Le cœur a ses raisons que la raison ne reconnaît pas toujours. Pas facilement, du moins, suggère le romancier ontarien Andrew Kaufman (Tous mes amis sont des superhéros) dans Le cœur à retardement, fable romantique imaginative et sensible qui a des airs de conte fantastique et de thriller existentiel.

Son roman débute sur une question – à quoi sert le cœur humain ? – qui, pour Charlie Waterfield, prend l’allure d’une énigme vitale.
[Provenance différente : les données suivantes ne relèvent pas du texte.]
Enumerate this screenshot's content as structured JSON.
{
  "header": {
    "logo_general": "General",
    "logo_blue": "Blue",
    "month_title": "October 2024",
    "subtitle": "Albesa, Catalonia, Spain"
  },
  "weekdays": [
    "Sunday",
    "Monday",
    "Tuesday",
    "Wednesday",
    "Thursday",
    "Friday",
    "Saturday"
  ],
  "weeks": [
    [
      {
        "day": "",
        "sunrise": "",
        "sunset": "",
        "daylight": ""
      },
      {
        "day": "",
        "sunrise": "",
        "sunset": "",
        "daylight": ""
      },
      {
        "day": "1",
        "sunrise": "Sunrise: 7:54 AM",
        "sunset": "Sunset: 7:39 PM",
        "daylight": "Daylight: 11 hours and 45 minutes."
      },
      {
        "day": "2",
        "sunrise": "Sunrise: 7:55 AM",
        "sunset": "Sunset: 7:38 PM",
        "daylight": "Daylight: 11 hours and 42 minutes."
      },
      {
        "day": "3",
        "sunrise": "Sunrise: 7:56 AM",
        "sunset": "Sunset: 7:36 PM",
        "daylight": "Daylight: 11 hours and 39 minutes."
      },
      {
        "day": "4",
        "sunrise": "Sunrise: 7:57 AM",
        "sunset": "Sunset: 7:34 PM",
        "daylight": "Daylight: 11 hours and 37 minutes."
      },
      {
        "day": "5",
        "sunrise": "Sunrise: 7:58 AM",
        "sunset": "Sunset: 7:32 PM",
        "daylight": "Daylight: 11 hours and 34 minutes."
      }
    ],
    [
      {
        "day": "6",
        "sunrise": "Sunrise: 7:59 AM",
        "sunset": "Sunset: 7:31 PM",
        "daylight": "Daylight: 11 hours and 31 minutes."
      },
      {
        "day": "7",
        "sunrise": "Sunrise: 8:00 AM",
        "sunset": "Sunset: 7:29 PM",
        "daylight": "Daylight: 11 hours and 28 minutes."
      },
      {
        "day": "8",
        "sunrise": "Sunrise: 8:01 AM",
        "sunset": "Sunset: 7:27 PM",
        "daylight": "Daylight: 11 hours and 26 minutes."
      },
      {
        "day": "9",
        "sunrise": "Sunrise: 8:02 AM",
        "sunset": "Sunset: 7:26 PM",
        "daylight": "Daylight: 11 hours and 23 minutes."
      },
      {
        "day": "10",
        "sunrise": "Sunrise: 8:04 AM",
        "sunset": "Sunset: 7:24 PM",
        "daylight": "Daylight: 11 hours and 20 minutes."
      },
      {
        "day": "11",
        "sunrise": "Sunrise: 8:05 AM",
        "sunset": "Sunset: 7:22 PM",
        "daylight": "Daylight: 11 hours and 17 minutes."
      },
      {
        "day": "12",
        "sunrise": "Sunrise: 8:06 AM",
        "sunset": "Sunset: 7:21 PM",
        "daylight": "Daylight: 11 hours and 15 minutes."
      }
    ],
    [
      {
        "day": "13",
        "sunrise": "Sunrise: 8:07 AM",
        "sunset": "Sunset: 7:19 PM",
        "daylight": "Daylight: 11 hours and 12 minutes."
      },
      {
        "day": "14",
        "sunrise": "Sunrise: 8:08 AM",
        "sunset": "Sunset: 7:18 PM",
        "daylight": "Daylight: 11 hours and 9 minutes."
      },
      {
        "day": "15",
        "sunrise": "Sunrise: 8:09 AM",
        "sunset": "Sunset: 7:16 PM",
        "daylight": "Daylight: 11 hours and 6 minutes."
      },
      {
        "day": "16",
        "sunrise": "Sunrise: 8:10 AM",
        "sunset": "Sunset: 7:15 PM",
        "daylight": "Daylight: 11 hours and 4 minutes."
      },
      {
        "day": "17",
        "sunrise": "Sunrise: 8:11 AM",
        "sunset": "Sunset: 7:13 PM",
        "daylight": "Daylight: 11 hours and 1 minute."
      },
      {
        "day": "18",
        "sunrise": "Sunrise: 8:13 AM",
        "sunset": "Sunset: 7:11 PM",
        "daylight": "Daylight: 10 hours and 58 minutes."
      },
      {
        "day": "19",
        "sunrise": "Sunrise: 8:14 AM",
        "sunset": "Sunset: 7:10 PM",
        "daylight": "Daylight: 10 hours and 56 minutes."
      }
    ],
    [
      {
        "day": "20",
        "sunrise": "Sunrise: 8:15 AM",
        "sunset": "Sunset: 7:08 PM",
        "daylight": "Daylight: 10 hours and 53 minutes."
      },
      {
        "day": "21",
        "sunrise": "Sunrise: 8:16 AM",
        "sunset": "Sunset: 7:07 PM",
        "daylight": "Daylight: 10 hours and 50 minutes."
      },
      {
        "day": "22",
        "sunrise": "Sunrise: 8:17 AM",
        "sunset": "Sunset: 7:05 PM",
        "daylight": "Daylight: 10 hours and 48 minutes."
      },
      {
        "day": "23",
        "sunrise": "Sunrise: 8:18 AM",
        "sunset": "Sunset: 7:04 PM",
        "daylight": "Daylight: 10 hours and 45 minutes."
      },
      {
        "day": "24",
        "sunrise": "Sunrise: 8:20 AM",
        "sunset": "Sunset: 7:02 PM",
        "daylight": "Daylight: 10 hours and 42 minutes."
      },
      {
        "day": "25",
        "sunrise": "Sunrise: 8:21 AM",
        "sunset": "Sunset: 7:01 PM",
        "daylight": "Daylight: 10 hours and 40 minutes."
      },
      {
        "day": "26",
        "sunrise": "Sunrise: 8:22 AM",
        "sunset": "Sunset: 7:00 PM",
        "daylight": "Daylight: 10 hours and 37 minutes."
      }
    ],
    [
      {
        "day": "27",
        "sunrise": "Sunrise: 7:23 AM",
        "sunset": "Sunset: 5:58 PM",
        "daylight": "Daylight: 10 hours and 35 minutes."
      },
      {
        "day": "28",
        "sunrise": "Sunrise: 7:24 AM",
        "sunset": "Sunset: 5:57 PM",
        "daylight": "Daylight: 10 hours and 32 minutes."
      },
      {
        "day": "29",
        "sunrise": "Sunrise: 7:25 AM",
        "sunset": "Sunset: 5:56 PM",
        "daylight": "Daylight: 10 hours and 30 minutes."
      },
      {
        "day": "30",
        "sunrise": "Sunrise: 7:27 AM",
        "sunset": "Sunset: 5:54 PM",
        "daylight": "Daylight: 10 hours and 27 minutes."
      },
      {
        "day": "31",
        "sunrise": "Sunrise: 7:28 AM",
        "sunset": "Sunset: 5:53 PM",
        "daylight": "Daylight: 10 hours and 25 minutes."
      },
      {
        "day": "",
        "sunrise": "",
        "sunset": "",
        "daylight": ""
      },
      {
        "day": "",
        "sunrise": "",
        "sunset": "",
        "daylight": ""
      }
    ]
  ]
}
Divorcé depuis deux ans, plus ou moins engagé dans une relation avec une nouvelle femme, il digère mal l’échec de son mariage et nourrit sans trop s’en rendre compte l’espoir de renouer avec son ancienne épouse.

Un soir, en partageant un taxi Uber, il rencontre un étrange personnage qui lui soumet la fameuse question et lui parle d’une ville imaginaire, mais pourtant réelle, appelée Metaphoria. Puis, dans un « pouf ! » de fumée violette, voilà que Charlie s’y trouve projeté. Débarrassé de son propre cœur, qui a été remplacé par une bombe, il n’a que 24 heures pour retrouver celui d’un personnage appelé « Vieille Branche » et comprendre ce qui le traverse, lui.
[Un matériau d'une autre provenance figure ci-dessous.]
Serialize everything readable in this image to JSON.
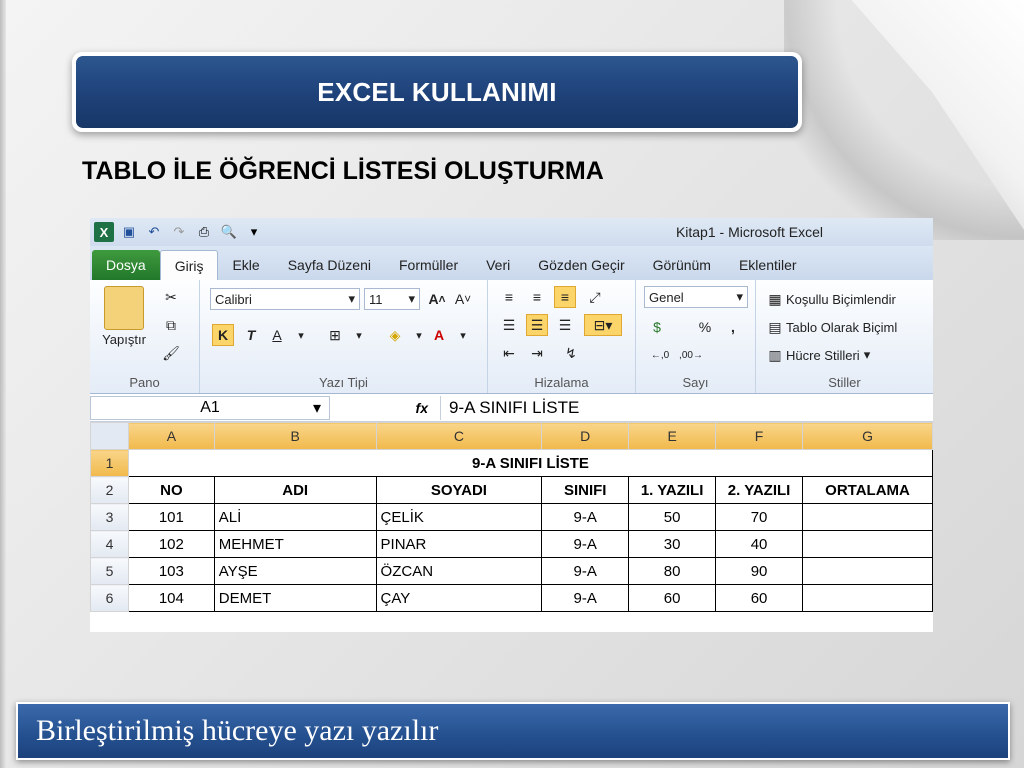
{
  "slide": {
    "title": "EXCEL KULLANIMI",
    "subtitle": "TABLO İLE ÖĞRENCİ LİSTESİ OLUŞTURMA",
    "caption": "Birleştirilmiş hücreye yazı yazılır"
  },
  "excel": {
    "window_title": "Kitap1  -  Microsoft Excel",
    "tabs": [
      "Dosya",
      "Giriş",
      "Ekle",
      "Sayfa Düzeni",
      "Formüller",
      "Veri",
      "Gözden Geçir",
      "Görünüm",
      "Eklentiler"
    ],
    "active_tab": "Giriş",
    "ribbon": {
      "paste_label": "Yapıştır",
      "font_name": "Calibri",
      "font_size": "11",
      "number_format": "Genel",
      "conditional": "Koşullu Biçimlendir",
      "format_table": "Tablo Olarak Biçiml",
      "cell_styles": "Hücre Stilleri",
      "groups": [
        "Pano",
        "Yazı Tipi",
        "Hizalama",
        "Sayı",
        "Stiller"
      ]
    },
    "name_box": "A1",
    "fx": "fx",
    "formula": "9-A SINIFI LİSTE",
    "columns": [
      "A",
      "B",
      "C",
      "D",
      "E",
      "F",
      "G"
    ],
    "merged_title": "9-A SINIFI LİSTE",
    "headers": [
      "NO",
      "ADI",
      "SOYADI",
      "SINIFI",
      "1. YAZILI",
      "2. YAZILI",
      "ORTALAMA"
    ],
    "rows": [
      {
        "row": "3",
        "cells": [
          "101",
          "ALİ",
          "ÇELİK",
          "9-A",
          "50",
          "70",
          ""
        ]
      },
      {
        "row": "4",
        "cells": [
          "102",
          "MEHMET",
          "PINAR",
          "9-A",
          "30",
          "40",
          ""
        ]
      },
      {
        "row": "5",
        "cells": [
          "103",
          "AYŞE",
          "ÖZCAN",
          "9-A",
          "80",
          "90",
          ""
        ]
      },
      {
        "row": "6",
        "cells": [
          "104",
          "DEMET",
          "ÇAY",
          "9-A",
          "60",
          "60",
          ""
        ]
      }
    ],
    "row_numbers": [
      "1",
      "2"
    ]
  }
}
Sinon, « boum ! », il explosera.

Metaphoria est la ville des éclopés de l’amour. Le lieu où marinent ceux qui nourrissent des espoirs irréalistes ou n’arrivent simplement pas à lire en eux-mêmes. Tous se posent la seule question qui compte : à quoi sert le cœur humain ? Trouver la réponse – mais y en a-t-il une seule ? – est l’unique manière de retourner à leur vraie vie, dans le vrai monde, avec une meilleure connaissance de ce que l’amour a d’insondable.

En mêlant les codes du thriller et du conte, Andrew Kaufman trouve une manière originale et divertissante de parler de l’amour qui dure ou pas, du couple et des relations humaines en général. Son propos est existentiel, mais sa manière est vive, teintée d’une lueur comique qui désamorce ce que le récit pourrait avoir de désespérant.

En faisant un pied de nez au réalisme, le romancier déploie une magie qui se décline en images fortes et en scènes d’une éloquente inventivité. Dire qu’il s’agit d’un roman romantique ne serait pas exagéré. Il l’est en effet d’une manière presque neuve – terre à terre, oserait-on dire –, à mille lieues des clichés. Ce qui est certain, et qui contribue à sa force, c’est qu’il est dénué d’un poison qu’on croise trop souvent en littérature : le cynisme.

★★★★
Le cœur à retardement, Andrew Kaufman, Alto, 200 pages, en librairie le 27 octobre.